The award was presented by Dan Paul, director of the Humane Society for Washington state. Joining Appleton for the presentation was Eric Stevens, executive director of Kitsap Humane Society. That Silverdale shelter, one of the largest and busiest on the west coast, is in Appleton’s 23rd legislative district and it is where she discovered and adopted Bear, the 130-pound Rottweiler who now shares her home in Poulsbo.
“I can’t think of any legislator who is a stronger advocate for animals and animal welfare, year after year, than Sherry Appleton,” Stevens said. “And besides being an animal lover herself, she recognizes that people love animals. Sherry’s not just advocating for animals; she’s advocating for people who love animals.”
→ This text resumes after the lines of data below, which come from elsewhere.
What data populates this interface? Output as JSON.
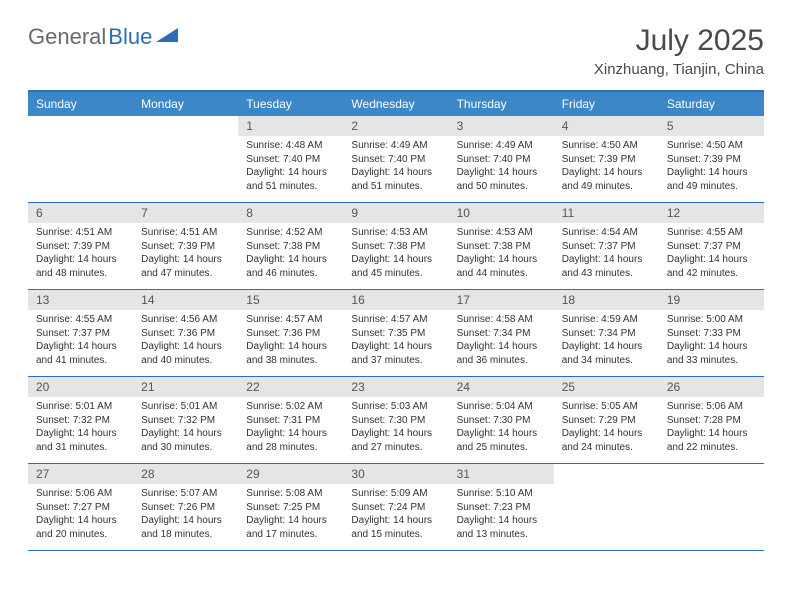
{
  "brand": {
    "part1": "General",
    "part2": "Blue"
  },
  "title": "July 2025",
  "location": "Xinzhuang, Tianjin, China",
  "colors": {
    "header_bg": "#3b87c8",
    "header_border": "#2a6fb5",
    "daynum_bg": "#e5e5e5",
    "text": "#333333",
    "title_text": "#4a4a4a",
    "logo_gray": "#6a6a6a",
    "logo_blue": "#2a6fb5"
  },
  "weekdays": [
    "Sunday",
    "Monday",
    "Tuesday",
    "Wednesday",
    "Thursday",
    "Friday",
    "Saturday"
  ],
  "weeks": [
    [
      {
        "day": "",
        "lines": []
      },
      {
        "day": "",
        "lines": []
      },
      {
        "day": "1",
        "lines": [
          "Sunrise: 4:48 AM",
          "Sunset: 7:40 PM",
          "Daylight: 14 hours",
          "and 51 minutes."
        ]
      },
      {
        "day": "2",
        "lines": [
          "Sunrise: 4:49 AM",
          "Sunset: 7:40 PM",
          "Daylight: 14 hours",
          "and 51 minutes."
        ]
      },
      {
        "day": "3",
        "lines": [
          "Sunrise: 4:49 AM",
          "Sunset: 7:40 PM",
          "Daylight: 14 hours",
          "and 50 minutes."
        ]
      },
      {
        "day": "4",
        "lines": [
          "Sunrise: 4:50 AM",
          "Sunset: 7:39 PM",
          "Daylight: 14 hours",
          "and 49 minutes."
        ]
      },
      {
        "day": "5",
        "lines": [
          "Sunrise: 4:50 AM",
          "Sunset: 7:39 PM",
          "Daylight: 14 hours",
          "and 49 minutes."
        ]
      }
    ],
    [
      {
        "day": "6",
        "lines": [
          "Sunrise: 4:51 AM",
          "Sunset: 7:39 PM",
          "Daylight: 14 hours",
          "and 48 minutes."
        ]
      },
      {
        "day": "7",
        "lines": [
          "Sunrise: 4:51 AM",
          "Sunset: 7:39 PM",
          "Daylight: 14 hours",
          "and 47 minutes."
        ]
      },
      {
        "day": "8",
        "lines": [
          "Sunrise: 4:52 AM",
          "Sunset: 7:38 PM",
          "Daylight: 14 hours",
          "and 46 minutes."
        ]
      },
      {
        "day": "9",
        "lines": [
          "Sunrise: 4:53 AM",
          "Sunset: 7:38 PM",
          "Daylight: 14 hours",
          "and 45 minutes."
        ]
      },
      {
        "day": "10",
        "lines": [
          "Sunrise: 4:53 AM",
          "Sunset: 7:38 PM",
          "Daylight: 14 hours",
          "and 44 minutes."
        ]
      },
      {
        "day": "11",
        "lines": [
          "Sunrise: 4:54 AM",
          "Sunset: 7:37 PM",
          "Daylight: 14 hours",
          "and 43 minutes."
        ]
      },
      {
        "day": "12",
        "lines": [
          "Sunrise: 4:55 AM",
          "Sunset: 7:37 PM",
          "Daylight: 14 hours",
          "and 42 minutes."
        ]
      }
    ],
    [
      {
        "day": "13",
        "lines": [
          "Sunrise: 4:55 AM",
          "Sunset: 7:37 PM",
          "Daylight: 14 hours",
          "and 41 minutes."
        ]
      },
      {
        "day": "14",
        "lines": [
          "Sunrise: 4:56 AM",
          "Sunset: 7:36 PM",
          "Daylight: 14 hours",
          "and 40 minutes."
        ]
      },
      {
        "day": "15",
        "lines": [
          "Sunrise: 4:57 AM",
          "Sunset: 7:36 PM",
          "Daylight: 14 hours",
          "and 38 minutes."
        ]
      },
      {
        "day": "16",
        "lines": [
          "Sunrise: 4:57 AM",
          "Sunset: 7:35 PM",
          "Daylight: 14 hours",
          "and 37 minutes."
        ]
      },
      {
        "day": "17",
        "lines": [
          "Sunrise: 4:58 AM",
          "Sunset: 7:34 PM",
          "Daylight: 14 hours",
          "and 36 minutes."
        ]
      },
      {
        "day": "18",
        "lines": [
          "Sunrise: 4:59 AM",
          "Sunset: 7:34 PM",
          "Daylight: 14 hours",
          "and 34 minutes."
        ]
      },
      {
        "day": "19",
        "lines": [
          "Sunrise: 5:00 AM",
          "Sunset: 7:33 PM",
          "Daylight: 14 hours",
          "and 33 minutes."
        ]
      }
    ],
    [
      {
        "day": "20",
        "lines": [
          "Sunrise: 5:01 AM",
          "Sunset: 7:32 PM",
          "Daylight: 14 hours",
          "and 31 minutes."
        ]
      },
      {
        "day": "21",
        "lines": [
          "Sunrise: 5:01 AM",
          "Sunset: 7:32 PM",
          "Daylight: 14 hours",
          "and 30 minutes."
        ]
      },
      {
        "day": "22",
        "lines": [
          "Sunrise: 5:02 AM",
          "Sunset: 7:31 PM",
          "Daylight: 14 hours",
          "and 28 minutes."
        ]
      },
      {
        "day": "23",
        "lines": [
          "Sunrise: 5:03 AM",
          "Sunset: 7:30 PM",
          "Daylight: 14 hours",
          "and 27 minutes."
        ]
      },
      {
        "day": "24",
        "lines": [
          "Sunrise: 5:04 AM",
          "Sunset: 7:30 PM",
          "Daylight: 14 hours",
          "and 25 minutes."
        ]
      },
      {
        "day": "25",
        "lines": [
          "Sunrise: 5:05 AM",
          "Sunset: 7:29 PM",
          "Daylight: 14 hours",
          "and 24 minutes."
        ]
      },
      {
        "day": "26",
        "lines": [
          "Sunrise: 5:06 AM",
          "Sunset: 7:28 PM",
          "Daylight: 14 hours",
          "and 22 minutes."
        ]
      }
    ],
    [
      {
        "day": "27",
        "lines": [
          "Sunrise: 5:06 AM",
          "Sunset: 7:27 PM",
          "Daylight: 14 hours",
          "and 20 minutes."
        ]
      },
      {
        "day": "28",
        "lines": [
          "Sunrise: 5:07 AM",
          "Sunset: 7:26 PM",
          "Daylight: 14 hours",
          "and 18 minutes."
        ]
      },
      {
        "day": "29",
        "lines": [
          "Sunrise: 5:08 AM",
          "Sunset: 7:25 PM",
          "Daylight: 14 hours",
          "and 17 minutes."
        ]
      },
      {
        "day": "30",
        "lines": [
          "Sunrise: 5:09 AM",
          "Sunset: 7:24 PM",
          "Daylight: 14 hours",
          "and 15 minutes."
        ]
      },
      {
        "day": "31",
        "lines": [
          "Sunrise: 5:10 AM",
          "Sunset: 7:23 PM",
          "Daylight: 14 hours",
          "and 13 minutes."
        ]
      },
      {
        "day": "",
        "lines": []
      },
      {
        "day": "",
        "lines": []
      }
    ]
  ]
}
One of Appleton’s key animal-welfare contributions as a legislator was her successful efforts to have bittering agents introduced into antifreeze sold in retail-size containers. The deceptively sweet taste of antifreeze masks the deadly poisonous effects of ingesting even a small amount – a threat to domestic and wild animals, as well as to children, when it pools in driveways and parking lots.
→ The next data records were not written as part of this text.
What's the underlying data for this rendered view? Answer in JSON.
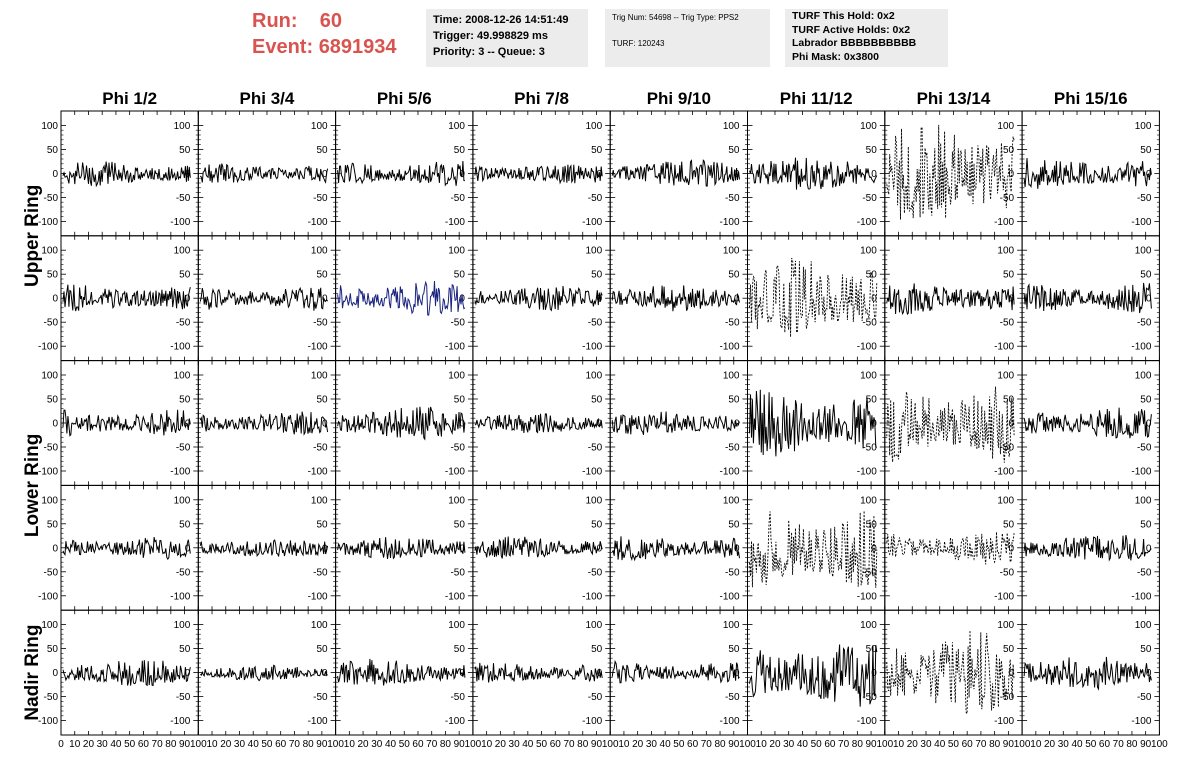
{
  "header": {
    "run_label": "Run:",
    "run_value": "60",
    "event_label": "Event:",
    "event_value": "6891934",
    "time": "Time: 2008-12-26 14:51:49",
    "trigger": "Trigger: 49.998829 ms",
    "priority": "Priority: 3 -- Queue: 3",
    "trig_num": "Trig Num: 54698 -- Trig Type: PPS2",
    "turf": "TURF: 120243",
    "turf_this_hold": "TURF This Hold: 0x2",
    "turf_active_holds": "TURF Active Holds: 0x2",
    "labrador": "Labrador BBBBBBBBBB",
    "phi_mask": "Phi Mask: 0x3800"
  },
  "colors": {
    "accent": "#d9534f",
    "info_bg": "#ececec",
    "trace": "#000000",
    "highlight_trace": "#1a237e"
  },
  "chart_data": {
    "type": "line",
    "columns": [
      "Phi 1/2",
      "Phi 3/4",
      "Phi 5/6",
      "Phi 7/8",
      "Phi 9/10",
      "Phi 11/12",
      "Phi 13/14",
      "Phi 15/16"
    ],
    "ring_labels": [
      {
        "label": "Upper Ring",
        "rows": [
          0,
          1
        ]
      },
      {
        "label": "Lower Ring",
        "rows": [
          2,
          3
        ]
      },
      {
        "label": "Nadir Ring",
        "rows": [
          4
        ]
      }
    ],
    "xlim": [
      0,
      100
    ],
    "ylim": [
      -120,
      120
    ],
    "yticks": [
      -100,
      -50,
      0,
      50,
      100
    ],
    "xtick_labels": [
      "0",
      "10",
      "20",
      "30",
      "40",
      "50",
      "60",
      "70",
      "80",
      "90",
      "100"
    ],
    "amplitude_grid": [
      [
        22,
        18,
        22,
        18,
        24,
        30,
        95,
        30
      ],
      [
        24,
        22,
        30,
        22,
        24,
        75,
        28,
        28
      ],
      [
        24,
        20,
        30,
        18,
        22,
        60,
        70,
        28
      ],
      [
        20,
        18,
        20,
        20,
        22,
        75,
        30,
        26
      ],
      [
        24,
        14,
        24,
        18,
        20,
        60,
        75,
        30
      ]
    ],
    "dashed_panels": [
      [
        0,
        6
      ],
      [
        1,
        5
      ],
      [
        2,
        6
      ],
      [
        3,
        5
      ],
      [
        3,
        6
      ],
      [
        4,
        6
      ]
    ],
    "highlighted_panel": [
      1,
      2
    ]
  }
}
This year, Appleton sponsored House Bill 1095, which will require the bittering agent be placed in wholesale amounts of antifreeze as well, including the 55-gallon drums of the product used by auto dealerships, fleet operations, and many repair shops. HB 1095 got a strong bipartisan approval in the House and is now being considered by the Senate.
Appleton has represented the 23rd district continuously since 2004 and is chair of the House Local Government Committee, as well as a member of the House Public Safety and State Government committees, and the Joint Committee on Veterans and Military Affairs.